The Court noted that both parties testimony in this matter was not credible, finding that they neither came to the Court with “clean hands”, nor kept their hands clean throughout the proceedings.

“These former intimate partners expect this court to believe that they planned to conceive a child together through artificial insemination, then together they deceive a licensed physician in order to have the procedure performed, and they expect this court not to inextricably link them, along with their children, for the rest of their lives. This court cannot force the biological father to exercise his parental rights with respect to the twins; however, this court will not permit him to escape his parental obligations.”

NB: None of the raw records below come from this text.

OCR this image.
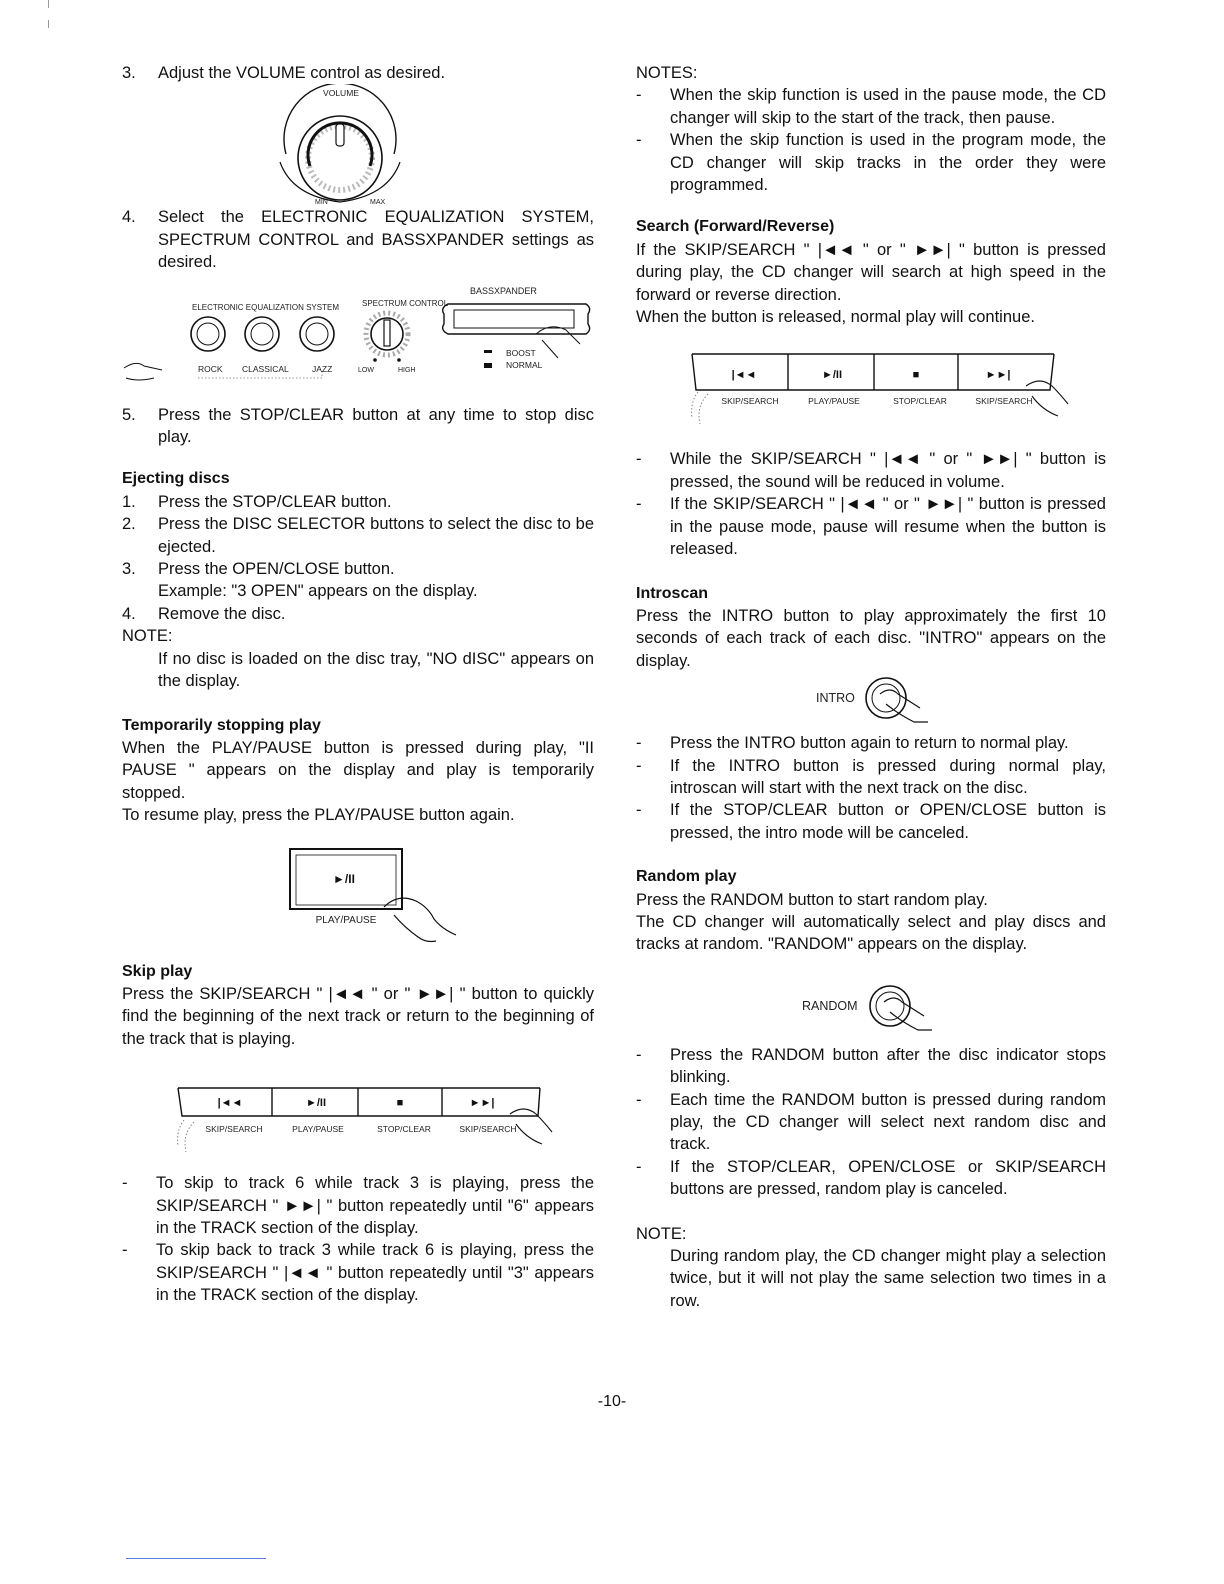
3. Adjust the VOLUME control as desired.
VOLUME
MIN	MAX
4. Select the ELECTRONIC EQUALIZATION SYSTEM, SPECTRUM CONTROL and BASSXPANDER settings as desired.
ELECTRONIC EQUALIZATION SYSTEM	SPECTRUM CONTROL
BASSXPANDER
ROCK CLASSICAL	JAZZ	LOW	HIGH
BOOST
NORMAL
5. Press the STOP/CLEAR button at any time to stop disc play.
Ejecting discs
1. Press the STOP/CLEAR button.
2. Press the DISC SELECTOR buttons to select the disc to be ejected.
3. Press the OPEN/CLOSE button.
Example: "3 OPEN" appears on the display.
4. Remove the disc.
NOTE:
If no disc is loaded on the disc tray, "NO dISC" appears on the display.
Temporarily stopping play
When the PLAY/PAUSE button is pressed during play, "II PAUSE " appears on the display and play is temporarily stopped.
To resume play, press the PLAY/PAUSE button again.
►/II
PLAY/PAUSE
Skip play
Press the SKIP/SEARCH " |◄◄ " or " ►►| " button to quickly find the beginning of the next track or return to the beginning of the track that is playing.
|◄◄	►/II	■	►►|
SKIP/SEARCH	PLAY/PAUSE	STOP/CLEAR	SKIP/SEARCH
- To skip to track 6 while track 3 is playing, press the SKIP/SEARCH " ►►| " button repeatedly until "6" appears in the TRACK section of the display.
- To skip back to track 3 while track 6 is playing, press the SKIP/SEARCH " |◄◄ " button repeatedly until "3" appears in the TRACK section of the display.
NOTES:
- When the skip function is used in the pause mode, the CD changer will skip to the start of the track, then pause.
- When the skip function is used in the program mode, the CD changer will skip tracks in the order they were programmed.
Search (Forward/Reverse)
If the SKIP/SEARCH " |◄◄ " or " ►►| " button is pressed during play, the CD changer will search at high speed in the forward or reverse direction.
When the button is released, normal play will continue.
|◄◄	►/II	■	►►|
SKIP/SEARCH	PLAY/PAUSE	STOP/CLEAR	SKIP/SEARCH
- While the SKIP/SEARCH " |◄◄ " or " ►►| " button is pressed, the sound will be reduced in volume.
- If the SKIP/SEARCH " |◄◄ " or " ►►| " button is pressed in the pause mode, pause will resume when the button is released.
Introscan
Press the INTRO button to play approximately the first 10 seconds of each track of each disc. "INTRO" appears on the display.
INTRO
- Press the INTRO button again to return to normal play.
- If the INTRO button is pressed during normal play, introscan will start with the next track on the disc.
- If the STOP/CLEAR button or OPEN/CLOSE button is pressed, the intro mode will be canceled.
Random play
Press the RANDOM button to start random play.
The CD changer will automatically select and play discs and tracks at random. "RANDOM" appears on the display.
RANDOM
- Press the RANDOM button after the disc indicator stops blinking.
- Each time the RANDOM button is pressed during random play, the CD changer will select next random disc and track.
- If the STOP/CLEAR, OPEN/CLOSE or SKIP/SEARCH buttons are pressed, random play is canceled.
NOTE:
During random play, the CD changer might play a selection twice, but it will not play the same selection two times in a row.
-10-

As such, the Court granted the mother’s petition for paternity, full custody, child support (releasing the monies that were held during the pendency of the litigation, as well as child support going forward), and to add the Defendant’s name to the twins’ birth certificates.

Now I realize most people reading this are thinking, “Wait a minute! Didn’t the parties make a contract that relived Defendant of all obligations?”. While the Courts of our state often enforce agreements between consenting parties, noting that people are free to make “bad deals”, that does not mean you are free to bargain away the rights of a child due to the Court’s inherent jurisdiction to protect children. What you should take away from this case is that anytime you are essentially “contracting” with another party, especially concerning the welfare of a child, you should be seek counsel to discuss the current state of the law to ensure your “contract” is in compliance therewith.